When paused at a breakpoint within a function, you may hover over any local variable within the function to query its current value.

For a description of how Simulator visually presents coverage information please see Section 16.5.1.

Figure 16.7: Debugging C code in Simulator.

16.8 Generating Tests from C Code in Reactis Tester

When Reactis for C Plugin is enabled, Tester automatically tries to exercise the coverage targets (described in Section 16.5) in Stateflow custom C code and S-Functions that have .rsm files assigned. The launch dialog includes a checkbox to enable or disable C statement coverage.

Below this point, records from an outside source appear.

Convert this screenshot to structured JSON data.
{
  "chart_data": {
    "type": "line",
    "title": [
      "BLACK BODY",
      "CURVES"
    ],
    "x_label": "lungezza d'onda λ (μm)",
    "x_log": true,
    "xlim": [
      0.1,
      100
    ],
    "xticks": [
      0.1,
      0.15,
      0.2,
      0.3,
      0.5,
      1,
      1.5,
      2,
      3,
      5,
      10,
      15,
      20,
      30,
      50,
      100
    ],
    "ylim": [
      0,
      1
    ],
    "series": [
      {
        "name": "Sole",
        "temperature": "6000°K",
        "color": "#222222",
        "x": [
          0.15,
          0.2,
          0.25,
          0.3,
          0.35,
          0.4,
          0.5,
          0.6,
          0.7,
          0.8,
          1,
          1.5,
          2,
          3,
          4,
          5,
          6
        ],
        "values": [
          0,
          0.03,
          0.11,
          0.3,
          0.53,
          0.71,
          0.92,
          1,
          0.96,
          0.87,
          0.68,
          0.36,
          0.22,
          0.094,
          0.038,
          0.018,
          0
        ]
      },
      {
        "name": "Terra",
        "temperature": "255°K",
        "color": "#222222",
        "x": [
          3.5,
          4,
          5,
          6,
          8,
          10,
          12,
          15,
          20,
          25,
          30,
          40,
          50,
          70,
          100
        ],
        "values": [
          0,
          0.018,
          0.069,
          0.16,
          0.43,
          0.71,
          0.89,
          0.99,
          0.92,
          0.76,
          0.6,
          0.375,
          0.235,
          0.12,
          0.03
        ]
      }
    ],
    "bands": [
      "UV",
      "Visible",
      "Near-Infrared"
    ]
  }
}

16.9 Validating C Code with Reactis Validator

Reactis Validator can check requirements on top-level S-Function inputs and outputs. To do so, Validator objectives are inserted within the subsystem which contains the S-Function. Reactis for C Plugin does not currently support the insertion of Validator objectives within the C code.

16.10 Unsupported C Features

Reactis for C Plugin supports a very large subset of the C99 standard. The following features, however, are not currently supported.

Static linking. Currently, all libraries must be dynamically-linked.
Variable-sized arrays, e.g., int f(int n, char s[n]) { ... }
ANSI Trigraphs.
Universal character codes (a \u or \U escape which can be followed by a UCS-2 or UCS-4 hex code).
Signals.
Execption handling via setjmp and longjmp.
Types _Bool, _Complex and _Imaginary.
Wide characters.
File I/O is currently limited to stdout and stderr.
Variable-length arrays.
Designated struct initializers.
Non-constant static initializers.

The following restrictions apply for white-box analysis of S-Functions:

All general restrictions for S-Function support as mentioned in section 14.2.1.
Fixpoint data types are not supported.
Matlab external interface functions dealing with sparse matrices (mxCreateSparse, mxCreateSparseLogicalMatrix, mxGetIr, mxGetJc, mxSetIr and mxSetJc) are not supported.
Matlab external interface functions dealing with imaginary data (mxGetImagData, mxGetPi, mxSetImagData, mxSetPi) are not supported.

The following runtime library functions are currently unimplemented:

dlfcn.h: dlopen dlsym dlclose dlerror
math.h: expm1 log1p ilogb expm1f log1pf ilogbf expm1l log1pl ilogbl rint rintf rintl scalbln scalblnf scalblnl
setjmp.h: setjmp longjmp sigsetjmp siglongjmp
signal.h: raise
stdio.h: freopen fseek ftell rewind fgetpos fsetpos ungetc fscanf scanf vfprintf vfscanf vscanf vsscanf fread fwrite feof
ferror: clearerr rename remove tmpfile tmpname
stdlib.h: rand srand atexit getenv system execl execlp execle execv execvp execve bsearch qsort
wchar.h: wcscat wcsncat wcscmp wcsncmp wcscpy wcsncpy wcslen wcschr wcsrchr wcsspn wcscspn wcspbrk wcstok wcsstr wcscoll wcsxfrm wmemchr wmemcmp wmemcpy wmemmove wmemset fwide fgetwc getwc getwchar ungetwc fgetws fwscanf wscanf swscanf fputwc putwc putwchar fputws fwprintf wprintf swprintf vfwprintf vswprintf vwprintf vfwscanf vswscanf vwscanf
wctype.h: mbrlen btowc mbrtowc wctob wcrtomb mbsinit iswalnum iswalpha iswcntrl iswdigit iswxdigit iswgraph iswpunct iswprint iswlower iswupper iswspace towlower towupper wctype iswctype wctrans towctrans

One additional restriction is that the size of type long long int is currently 32 bits.

1: The Target Options dialog is opened from the Stateflow window by selecting Tools -> Open Simulation Target... and then clicking the Target Options button.